One of the most gifted students in the school’s history, legendary pianist Earl Wild, entered the Department of Music in 1933 and played in the first ever coast-to-coast live radio broadcast of a concert with the Carnegie Symphony Orchestra in 1936. Wild subsequently enjoyed immense success as a performing and recording artist and returned to Carnegie Mellon University as a faculty member in 1991.
Initiating a long tradition of diversity among the faculty and student body in the mid 1930s (years before many other institutions), the School of Music graduated its first black students, Lawrence W. Peeler and James Miller – who was one of jazz pianist Ahmad Jamal’s teachers and acknowledged “masters.”
On Eugene Ormandy’s recommendation, Frederic Dorian joined the Department of Music faculty in 1938. A founding member of Arnold Schoenberg’s Society for Private Performances, Dorian taught music history and succeeded O’Brien as the orchestra’s conductor.
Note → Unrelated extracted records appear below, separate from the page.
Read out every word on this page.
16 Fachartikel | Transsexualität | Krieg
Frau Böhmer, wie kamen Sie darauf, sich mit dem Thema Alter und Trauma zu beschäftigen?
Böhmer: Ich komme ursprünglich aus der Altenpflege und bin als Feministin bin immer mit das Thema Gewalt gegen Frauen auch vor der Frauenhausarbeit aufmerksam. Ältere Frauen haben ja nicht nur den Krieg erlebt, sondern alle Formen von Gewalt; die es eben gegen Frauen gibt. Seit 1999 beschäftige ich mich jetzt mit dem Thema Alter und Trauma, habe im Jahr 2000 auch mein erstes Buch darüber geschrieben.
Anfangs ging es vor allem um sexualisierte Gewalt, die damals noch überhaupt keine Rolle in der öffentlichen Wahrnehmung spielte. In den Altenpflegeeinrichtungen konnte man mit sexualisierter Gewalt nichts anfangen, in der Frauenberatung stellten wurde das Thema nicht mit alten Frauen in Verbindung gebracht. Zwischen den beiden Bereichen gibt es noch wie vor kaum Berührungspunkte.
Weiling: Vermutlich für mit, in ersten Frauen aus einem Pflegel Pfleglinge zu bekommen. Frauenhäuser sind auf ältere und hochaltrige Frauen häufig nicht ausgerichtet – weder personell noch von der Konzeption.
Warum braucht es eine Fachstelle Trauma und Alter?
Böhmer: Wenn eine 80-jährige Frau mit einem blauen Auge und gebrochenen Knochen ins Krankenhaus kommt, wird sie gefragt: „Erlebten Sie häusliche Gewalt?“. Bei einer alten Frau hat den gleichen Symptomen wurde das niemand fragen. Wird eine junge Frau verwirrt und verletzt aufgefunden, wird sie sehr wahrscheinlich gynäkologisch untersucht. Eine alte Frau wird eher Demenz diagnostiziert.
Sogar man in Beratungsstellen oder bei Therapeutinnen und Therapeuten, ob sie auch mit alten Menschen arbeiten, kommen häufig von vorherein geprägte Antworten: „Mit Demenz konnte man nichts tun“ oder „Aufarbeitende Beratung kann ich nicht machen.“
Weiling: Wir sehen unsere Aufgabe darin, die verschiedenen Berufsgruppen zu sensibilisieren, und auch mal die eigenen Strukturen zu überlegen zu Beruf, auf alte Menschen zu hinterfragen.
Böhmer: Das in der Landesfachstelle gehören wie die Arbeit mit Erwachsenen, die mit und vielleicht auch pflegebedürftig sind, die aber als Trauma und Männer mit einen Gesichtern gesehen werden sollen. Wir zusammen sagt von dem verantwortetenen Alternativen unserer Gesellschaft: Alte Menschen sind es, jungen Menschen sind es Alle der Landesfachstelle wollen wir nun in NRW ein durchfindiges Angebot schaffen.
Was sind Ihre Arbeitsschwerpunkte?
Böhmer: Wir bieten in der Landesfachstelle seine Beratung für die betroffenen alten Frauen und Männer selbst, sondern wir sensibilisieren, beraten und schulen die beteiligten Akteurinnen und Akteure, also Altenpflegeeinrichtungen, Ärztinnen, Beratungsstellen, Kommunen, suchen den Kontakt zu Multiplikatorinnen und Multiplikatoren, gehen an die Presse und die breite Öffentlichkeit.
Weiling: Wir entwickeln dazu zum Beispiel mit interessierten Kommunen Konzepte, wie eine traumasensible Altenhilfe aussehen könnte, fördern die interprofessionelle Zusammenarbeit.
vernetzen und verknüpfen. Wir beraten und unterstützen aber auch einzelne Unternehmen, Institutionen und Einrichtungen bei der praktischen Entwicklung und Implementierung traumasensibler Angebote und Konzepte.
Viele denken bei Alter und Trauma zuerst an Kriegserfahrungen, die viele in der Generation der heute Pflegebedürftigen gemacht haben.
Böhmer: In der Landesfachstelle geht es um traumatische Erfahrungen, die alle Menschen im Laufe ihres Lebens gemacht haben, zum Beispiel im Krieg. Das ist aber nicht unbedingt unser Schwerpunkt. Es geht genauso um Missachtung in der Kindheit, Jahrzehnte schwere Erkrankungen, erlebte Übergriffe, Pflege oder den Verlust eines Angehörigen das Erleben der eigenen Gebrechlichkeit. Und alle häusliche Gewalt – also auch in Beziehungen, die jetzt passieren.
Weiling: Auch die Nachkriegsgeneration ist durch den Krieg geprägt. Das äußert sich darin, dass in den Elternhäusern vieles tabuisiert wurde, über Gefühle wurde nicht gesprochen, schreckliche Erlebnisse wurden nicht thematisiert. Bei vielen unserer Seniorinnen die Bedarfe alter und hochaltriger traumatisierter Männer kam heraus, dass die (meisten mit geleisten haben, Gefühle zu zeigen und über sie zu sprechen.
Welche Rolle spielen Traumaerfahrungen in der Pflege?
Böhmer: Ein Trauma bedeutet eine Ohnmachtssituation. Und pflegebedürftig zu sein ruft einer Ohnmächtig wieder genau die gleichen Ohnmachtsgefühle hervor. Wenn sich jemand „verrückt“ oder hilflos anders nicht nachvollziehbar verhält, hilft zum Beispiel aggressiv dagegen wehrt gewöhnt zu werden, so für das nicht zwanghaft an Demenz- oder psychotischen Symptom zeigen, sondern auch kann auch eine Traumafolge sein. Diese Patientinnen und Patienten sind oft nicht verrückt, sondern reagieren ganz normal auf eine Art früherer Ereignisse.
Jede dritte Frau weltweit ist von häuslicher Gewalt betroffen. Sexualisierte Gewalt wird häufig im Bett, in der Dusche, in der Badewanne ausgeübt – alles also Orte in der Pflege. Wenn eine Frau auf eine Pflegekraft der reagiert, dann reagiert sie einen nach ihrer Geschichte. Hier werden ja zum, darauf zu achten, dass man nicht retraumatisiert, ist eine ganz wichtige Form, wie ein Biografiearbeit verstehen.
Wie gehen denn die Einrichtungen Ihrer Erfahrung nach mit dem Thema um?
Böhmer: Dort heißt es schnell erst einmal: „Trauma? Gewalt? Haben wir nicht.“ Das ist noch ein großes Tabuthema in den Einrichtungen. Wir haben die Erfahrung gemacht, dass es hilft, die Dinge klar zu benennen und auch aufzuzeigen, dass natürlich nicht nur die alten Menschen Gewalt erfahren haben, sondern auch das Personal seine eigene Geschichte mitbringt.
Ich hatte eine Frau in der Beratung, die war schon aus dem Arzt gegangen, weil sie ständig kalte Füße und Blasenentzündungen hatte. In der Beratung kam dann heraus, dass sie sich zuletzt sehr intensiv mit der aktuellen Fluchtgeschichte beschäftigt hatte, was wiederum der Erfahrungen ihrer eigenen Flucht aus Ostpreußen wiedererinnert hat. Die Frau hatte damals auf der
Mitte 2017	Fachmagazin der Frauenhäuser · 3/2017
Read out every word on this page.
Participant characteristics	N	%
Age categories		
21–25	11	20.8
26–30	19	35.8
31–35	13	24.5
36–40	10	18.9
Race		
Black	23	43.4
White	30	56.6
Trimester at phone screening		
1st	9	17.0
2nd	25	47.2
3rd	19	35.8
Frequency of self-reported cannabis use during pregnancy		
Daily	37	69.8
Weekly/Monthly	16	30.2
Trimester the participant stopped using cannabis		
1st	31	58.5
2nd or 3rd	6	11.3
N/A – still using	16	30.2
His advocacy contributed to the establishment of the National Endowment for the Arts in the United States.
The Great Depression gripped the world, yet a paragraph in the 1935 Thistle seems strangely current:
“The courage and spirit that the senior class of ’35 of the College of Fine Arts has shown during these past years are but a fraction of the courage and determination it will need from this point on, for it is going out to offer art and beauty to a world which is struggling for grim necessities.”
The music faculty that year included the Dean of the College, Glendenning Keeble (referred to as “Chairman of the Faculty”, and who taught History of Music and Aesthetics), and:
- Susan Trowbridge Canfield, Assistant Professor of Public School Music
- Joseph Charles Derdeyn, Instructor of Violoncello
- Selmar Janson, Associate Professor of Piano
- Huldah Jane Kenley, Assistant Professor of Public School Music
- Cecil Kitcat, Instructor in Dalcroze Eurhythmics
- Caspar Petrus Koch, Instructor in Piano and Organ
- Mildred Ethel Lawton, Curator, Department of Music
- Karl August Malcherek, Associate Professor of Violin
- James Vick O’Brien, Professor of Musical Composition and Conductor of Orchestra; Head of Department of Music
- Charles A. H. Pearson, Instructor in Music
- Theodore Rentz, Assistant Professor of Violin
- Henry Kloman Schmidt, Assistant Professor of Piano
- Jean Dagg Seaman, Associate Professor of Singing
Professor Malcherek also directed both the Men’s and Women’s Glee Clubs.
Upon the passing of founding director E. F. Sullivan in 1938, J. Vick O’Brien became the second Director of the Kiltie Band, a post he would hold until 1941, when the directorship passed to James Morrow.